In the future, it is envisaged that KPO has a high potential as it is not restricted only to Information Technology (IT) or Information Technology Enabled Services (ITES) sectors, and includes other sectors like Intellectual Property related services, Business Research and Analytics, Legal Research, Clinical Research, Publishing, Market Research (Market research KPO), etc.
"Over the past year or two, the outsourcing industry has been throwing up jobs for Doctors, Engineers, CAs, Architects," says Jacob William of the Bangalore-based Outsource2India, which employs 500 people and offers services in the big-buzz, big-bucks area of knowledge process outsourcing. "Unlike the first wave which was more about entering data and answering phone calls, these jobs involve skill and expertise."
Also, of course, the talent is much more affordable. "Law firms in the US charge an average of $400-450 per hour, and we do the same work for $75 to $100 an hour" says Kamlani" who is an outsourcing provider in the same area.
In the Indian context, KPO salaries could be 25-50 per cent higher than those offered to the same domain experts such as Engineer, Doctor, CA, Lawyer, Architect, Biotechnologist, Economist, Statistician and MBAs, it said.

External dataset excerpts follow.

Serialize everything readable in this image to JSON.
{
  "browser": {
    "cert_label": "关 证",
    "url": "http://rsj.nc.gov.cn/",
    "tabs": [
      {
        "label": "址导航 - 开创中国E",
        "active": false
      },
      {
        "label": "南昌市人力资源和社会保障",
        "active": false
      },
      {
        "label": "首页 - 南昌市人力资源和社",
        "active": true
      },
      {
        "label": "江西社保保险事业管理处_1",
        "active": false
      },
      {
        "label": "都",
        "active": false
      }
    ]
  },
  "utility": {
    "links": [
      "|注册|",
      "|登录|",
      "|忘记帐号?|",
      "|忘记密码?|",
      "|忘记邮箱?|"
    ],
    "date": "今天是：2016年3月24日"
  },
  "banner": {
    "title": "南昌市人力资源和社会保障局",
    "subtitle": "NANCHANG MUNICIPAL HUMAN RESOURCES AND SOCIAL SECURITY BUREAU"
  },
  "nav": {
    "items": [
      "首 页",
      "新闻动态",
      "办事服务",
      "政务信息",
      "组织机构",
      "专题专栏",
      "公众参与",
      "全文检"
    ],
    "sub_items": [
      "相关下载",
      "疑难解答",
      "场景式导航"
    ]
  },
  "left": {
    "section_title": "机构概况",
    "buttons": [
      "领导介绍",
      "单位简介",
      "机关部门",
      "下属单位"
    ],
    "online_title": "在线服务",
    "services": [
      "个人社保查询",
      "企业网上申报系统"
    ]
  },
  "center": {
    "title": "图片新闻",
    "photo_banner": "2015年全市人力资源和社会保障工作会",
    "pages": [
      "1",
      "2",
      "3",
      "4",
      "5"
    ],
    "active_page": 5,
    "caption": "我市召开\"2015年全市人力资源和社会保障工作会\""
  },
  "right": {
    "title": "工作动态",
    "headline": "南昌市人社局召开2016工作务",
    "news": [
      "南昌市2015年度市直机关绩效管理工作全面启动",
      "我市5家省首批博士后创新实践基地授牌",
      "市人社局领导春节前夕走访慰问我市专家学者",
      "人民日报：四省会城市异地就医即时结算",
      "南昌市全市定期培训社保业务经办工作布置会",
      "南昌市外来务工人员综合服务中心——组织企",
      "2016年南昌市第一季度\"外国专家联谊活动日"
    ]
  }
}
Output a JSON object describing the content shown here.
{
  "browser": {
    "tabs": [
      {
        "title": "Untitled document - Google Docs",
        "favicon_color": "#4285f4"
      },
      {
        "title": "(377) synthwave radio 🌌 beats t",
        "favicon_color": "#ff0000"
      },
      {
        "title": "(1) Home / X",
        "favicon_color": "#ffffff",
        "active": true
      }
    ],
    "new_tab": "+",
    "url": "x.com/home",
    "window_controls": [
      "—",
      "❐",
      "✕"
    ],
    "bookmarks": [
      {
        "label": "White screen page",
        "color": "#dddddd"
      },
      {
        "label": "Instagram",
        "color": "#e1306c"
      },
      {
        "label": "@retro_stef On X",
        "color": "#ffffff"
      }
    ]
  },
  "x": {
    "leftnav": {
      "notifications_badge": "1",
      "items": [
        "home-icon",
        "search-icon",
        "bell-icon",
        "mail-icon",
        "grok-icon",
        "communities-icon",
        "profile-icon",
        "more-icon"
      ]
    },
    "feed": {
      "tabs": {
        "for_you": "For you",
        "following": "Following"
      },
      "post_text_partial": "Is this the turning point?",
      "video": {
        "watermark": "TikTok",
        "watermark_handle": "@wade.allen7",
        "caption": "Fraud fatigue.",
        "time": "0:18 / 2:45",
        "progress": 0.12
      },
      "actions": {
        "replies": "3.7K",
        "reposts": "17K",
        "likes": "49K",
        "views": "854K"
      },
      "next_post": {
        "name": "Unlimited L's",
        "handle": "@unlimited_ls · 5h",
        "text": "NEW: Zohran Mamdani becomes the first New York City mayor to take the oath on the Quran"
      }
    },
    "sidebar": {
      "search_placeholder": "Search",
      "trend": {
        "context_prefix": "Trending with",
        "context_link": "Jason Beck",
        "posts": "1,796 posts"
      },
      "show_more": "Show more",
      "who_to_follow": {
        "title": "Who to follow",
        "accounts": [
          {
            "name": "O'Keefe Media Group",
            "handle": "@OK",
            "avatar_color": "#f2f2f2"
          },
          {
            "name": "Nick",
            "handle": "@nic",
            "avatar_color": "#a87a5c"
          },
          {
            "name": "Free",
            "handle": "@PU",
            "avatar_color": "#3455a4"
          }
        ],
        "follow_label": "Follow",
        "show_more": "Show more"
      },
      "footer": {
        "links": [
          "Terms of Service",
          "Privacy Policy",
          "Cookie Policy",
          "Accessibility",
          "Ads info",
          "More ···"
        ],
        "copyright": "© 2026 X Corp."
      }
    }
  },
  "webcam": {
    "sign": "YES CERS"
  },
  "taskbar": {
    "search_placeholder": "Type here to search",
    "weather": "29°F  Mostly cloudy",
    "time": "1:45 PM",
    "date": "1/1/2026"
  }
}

In its annual publication Strategic Review 2005, Nasscom has said the high-end activity of the BPO industry—the KPO or knowledge process outsourcing could be worth $15.5 billion by 2010.
According to earlier estimates, the BPO industry itself was expected to be about $20bn by 2008, hence a very significant portion of the sector—in excess of 50% is now projected to be knowledge based. This represents significant metamorphosis of call centre sector business to completely different model. Interestingly, Sunil Mehta, Nasscom vice-president research, distances himself from the estimates.
The projections are based on a white paper released by Evalueserve. The paper cites reasons for a possible KPO boom. It says higher savings by outsourcing knowledge based activities combined with the scarcity of specialized talent in developed countries could lead to growth in the KPO sector.
Billing rates for KPO are higher at $30-45 per hour compared to just $10-14 in the BPO business. However, the paper also warns of several challenges like higher quality standards, greater investments and inadequate talent.
The study estimates that while the compounded growth rate of BPO till 2010 would be just 26% KPO is expected to be grow at almost 46%.